Спальные сараи при фабрике, бывало, у нас клоповнями звались. В них и жили рабочие. Какое уж это было житье! По сорок человек в одной конуре ютились. На нарах спали. Один встает, уходит к станку, другой приходит с фабрики, ложится на это место. И душно, и грязно, и темно. Ан и в клоповнях не всем доставало места. Хоть бы на полати зимой — и то бы ловко. Рабочие, которые из пригородков да из ближних волостей, к примеру хоть докучаевские, ходили домой спать. Фабрика, она не считается с погодой — вьюжливо там в поле или нет, — потемну в пять утра засвистит в железную свистульку: будь, приятель, к своему часу у станка.

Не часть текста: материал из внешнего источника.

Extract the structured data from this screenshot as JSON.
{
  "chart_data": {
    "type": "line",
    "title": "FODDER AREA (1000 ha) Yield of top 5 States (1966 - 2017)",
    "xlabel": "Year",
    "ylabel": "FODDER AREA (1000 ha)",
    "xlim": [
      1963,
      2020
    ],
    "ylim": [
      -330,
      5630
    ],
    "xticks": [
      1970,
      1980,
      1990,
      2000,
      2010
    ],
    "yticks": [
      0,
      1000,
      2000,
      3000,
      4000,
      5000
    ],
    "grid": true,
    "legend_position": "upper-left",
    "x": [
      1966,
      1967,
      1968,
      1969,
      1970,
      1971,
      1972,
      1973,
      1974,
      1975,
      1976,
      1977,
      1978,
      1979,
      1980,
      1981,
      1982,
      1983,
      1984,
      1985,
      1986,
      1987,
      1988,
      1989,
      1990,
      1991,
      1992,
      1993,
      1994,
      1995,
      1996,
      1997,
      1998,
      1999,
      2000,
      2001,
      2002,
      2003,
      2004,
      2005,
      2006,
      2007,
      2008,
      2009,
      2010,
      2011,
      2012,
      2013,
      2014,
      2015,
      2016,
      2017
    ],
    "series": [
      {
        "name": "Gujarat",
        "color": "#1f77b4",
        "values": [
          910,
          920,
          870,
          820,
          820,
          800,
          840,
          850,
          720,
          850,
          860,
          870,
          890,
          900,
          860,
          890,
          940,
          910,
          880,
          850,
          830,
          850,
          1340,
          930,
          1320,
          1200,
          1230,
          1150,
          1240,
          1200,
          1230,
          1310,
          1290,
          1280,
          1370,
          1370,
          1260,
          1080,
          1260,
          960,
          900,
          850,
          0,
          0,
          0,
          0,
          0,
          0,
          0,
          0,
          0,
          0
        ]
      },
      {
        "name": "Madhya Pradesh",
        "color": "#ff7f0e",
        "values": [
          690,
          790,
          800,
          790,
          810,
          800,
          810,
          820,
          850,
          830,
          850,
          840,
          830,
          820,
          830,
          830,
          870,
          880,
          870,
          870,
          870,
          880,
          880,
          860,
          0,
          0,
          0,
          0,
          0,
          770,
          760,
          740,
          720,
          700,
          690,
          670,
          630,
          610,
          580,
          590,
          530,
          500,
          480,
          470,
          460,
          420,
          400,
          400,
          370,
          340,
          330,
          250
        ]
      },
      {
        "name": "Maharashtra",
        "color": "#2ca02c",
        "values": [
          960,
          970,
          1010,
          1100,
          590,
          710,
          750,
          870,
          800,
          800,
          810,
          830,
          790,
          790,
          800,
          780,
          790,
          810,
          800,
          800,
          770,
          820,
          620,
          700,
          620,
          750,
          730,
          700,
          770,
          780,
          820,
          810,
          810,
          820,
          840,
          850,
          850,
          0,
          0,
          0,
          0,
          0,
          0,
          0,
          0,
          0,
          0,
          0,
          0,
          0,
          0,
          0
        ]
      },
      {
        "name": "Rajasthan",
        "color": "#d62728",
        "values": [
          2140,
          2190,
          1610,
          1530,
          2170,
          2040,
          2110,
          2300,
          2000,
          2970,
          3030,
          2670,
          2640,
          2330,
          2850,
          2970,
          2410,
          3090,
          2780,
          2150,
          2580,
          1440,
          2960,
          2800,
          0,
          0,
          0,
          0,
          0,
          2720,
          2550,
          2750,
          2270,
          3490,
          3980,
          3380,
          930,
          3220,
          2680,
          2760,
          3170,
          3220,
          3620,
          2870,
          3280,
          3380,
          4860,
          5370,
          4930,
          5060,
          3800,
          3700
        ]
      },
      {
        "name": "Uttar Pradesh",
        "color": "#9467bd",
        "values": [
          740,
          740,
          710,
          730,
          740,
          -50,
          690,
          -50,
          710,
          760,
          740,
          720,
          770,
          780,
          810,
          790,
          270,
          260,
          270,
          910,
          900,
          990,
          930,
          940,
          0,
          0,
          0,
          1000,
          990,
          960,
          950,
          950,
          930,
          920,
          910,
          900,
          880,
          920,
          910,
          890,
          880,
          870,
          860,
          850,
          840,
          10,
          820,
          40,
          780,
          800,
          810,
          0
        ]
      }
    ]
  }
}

Ткацкая купца Садофья была по тому времени немалым заведеньем. Ткал так же вот у купца Садофья Патрикей Лукошкин. Сам-то в ткацкой, а мальчишечка его, Митряшка черноглазый, шпульки мотал на машинке, ставил их на зубья боронки 39. Какой Митряшка еще работник — седьмой годок недавно сошелся. Ему бы с горы кататься, мячом потешаться.
В Докучаеве-селе жили почти сплошь фабричные.
Летом-то еще туда-сюда, а зимой совсем плохо. Затемно встает Патрикей; Митряшка никак глаза не продерет, словно мазаны они патокой. Тычется носом в плечо отцу, пока тот облачает его в рваный зипунишко. Повезет отец маленького шпульника до фабрики на салазках. А не близко — верст без малого десять.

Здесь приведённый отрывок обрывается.